Effective treaty implementation requires that interested parties provide services to determine necessary measures for each state. There is a strong link between implementation, nonproliferation, and capacity building. National legislation can help link to nonproliferation by providing a basis for regulation and for operationalizing the national stakeholders to at least cover initial measures.

In terms of their impact on safety and security requirements, land-based Small Modular Reactors (SMRs) are similar to large-size nuclear reactors, but floating SMRs may have a major impact on nuclear security governance. To date, “3S [Safety, Security, Safeguards] by design” has been a failure. But SMRs, which are still at an early stage of development, provide an opportunity to integrate 3S into the design.

There are regulatory gaps in handling SMRs.
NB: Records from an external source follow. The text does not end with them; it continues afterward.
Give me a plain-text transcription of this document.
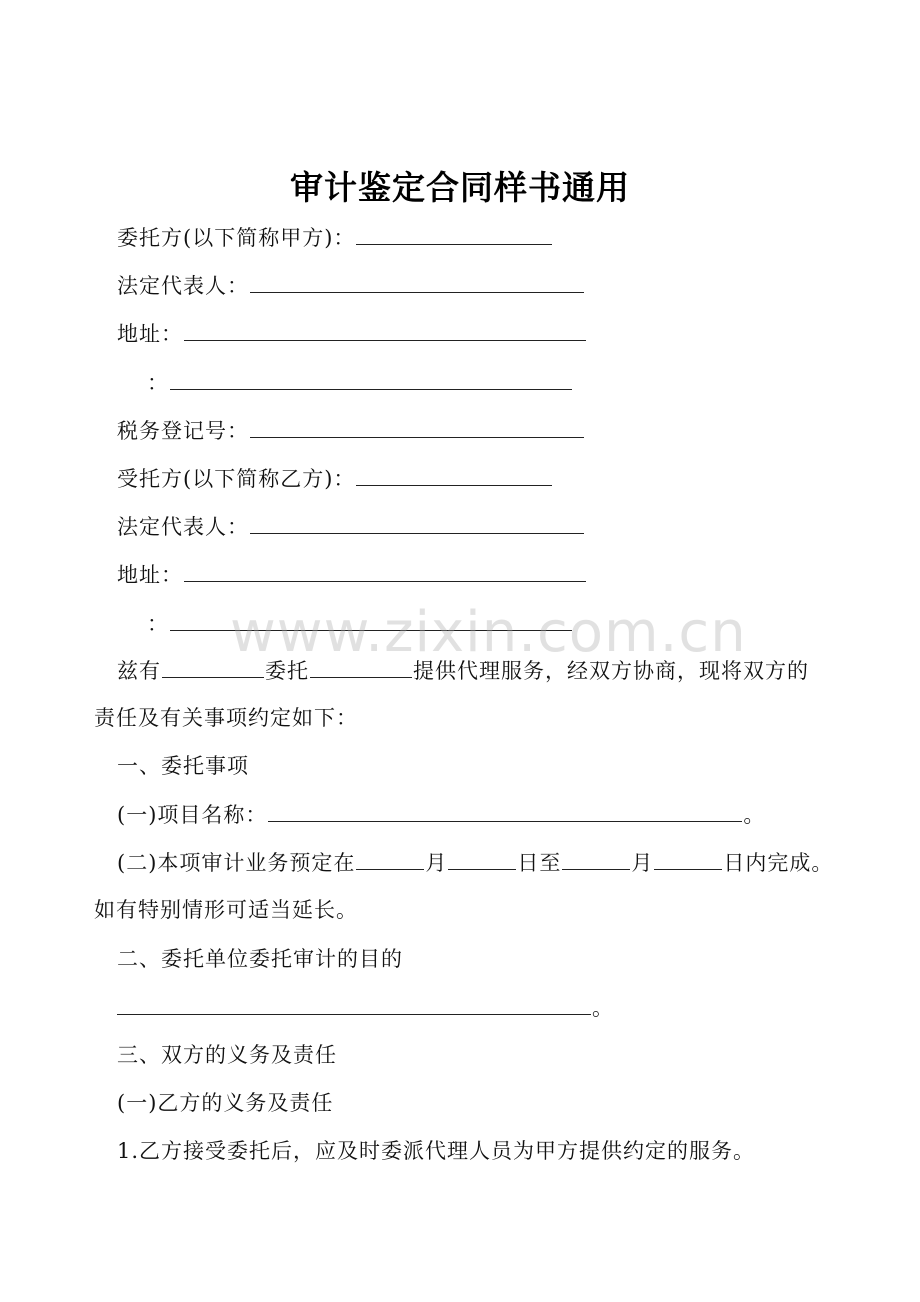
审计鉴定合同样书通用
委托方(以下简称甲方)：
法定代表人：
地址：
：
税务登记号：
受托方(以下简称乙方)：
法定代表人：
地址：
：
兹有	委托	提供代理服务，经双方协商，现将双方的
责任及有关事项约定如下：
一、委托事项
(一)项目名称：	。
(二)本项审计业务预定在	月	日至	月	日内完成。
如有特别情形可适当延长。
二、委托单位委托审计的目的
。
三、双方的义务及责任
(一)乙方的义务及责任
1.乙方接受委托后，应及时委派代理人员为甲方提供约定的服务。
www.zixin.com.cn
Existing treaties and conventions do not fully address the unique safety and security issues associated with floating nuclear plants, yet the initial deployment of floating nuclear power plants is expected by 2020.

Regulatory issues related to floating SMRs are a prime opportunity, specifically for ASEANTOM, which should work on establishing regulations to ensure they are safe and secure.  ASEANTOM should work with the IAEA and vendors to ensure regulations are developed and the 3S’ are integrated into the design before the reactors becoming operational.

The most important aspect of implementation is political will – the local recognition that something needs to be done. Countries in Southeast Asia should think about how to create the capacity internally. For example, in anticipation of floating reactors being introduced in the region, Southeast Asian countries should devise a regulatory framework for them. This would be an excellent opportunity for ASEANTOM to establish standards for the region that could be adopted by other regions.

Ensuring procedures for utilizing equipment provided are included in the capacity building process is critical. Providing equipment and training without an equal focus on integration wastes resources. Capacity building must be contextual and meaningful to the local situation. This approach of sustainable capacity building has been integrated into both the IAEA and the OPCW implementation efforts.

Countries have different perceptions of the proliferation threat. In Southeast Asia, much of the focus has been on economic development. It takes time for the political/security community to come together, speak with one voice, and understand the security requirements of the region. ASEAN partners must integrate what ASEAN sees as important and focus on developing mutually beneficial outcomes.

With the maturation of the ARF Inter-sessional Meeting on NPD, it is important to focus priorities for future activities on the implementation of the full range of nonproliferation commitments and obligations. Careful consideration should be given to shaping the ARF Work Plan on NPD to clearly outline the steps required to implement specific obligations while identifying projects that facilitate effective implementation and take advantage of the wide range of capacity building assistance that is available.  

These findings reflect the view of the co-chairs and is not a consensus document. A full summary of the workshop proceedings is being prepared and will be available upon request shortly.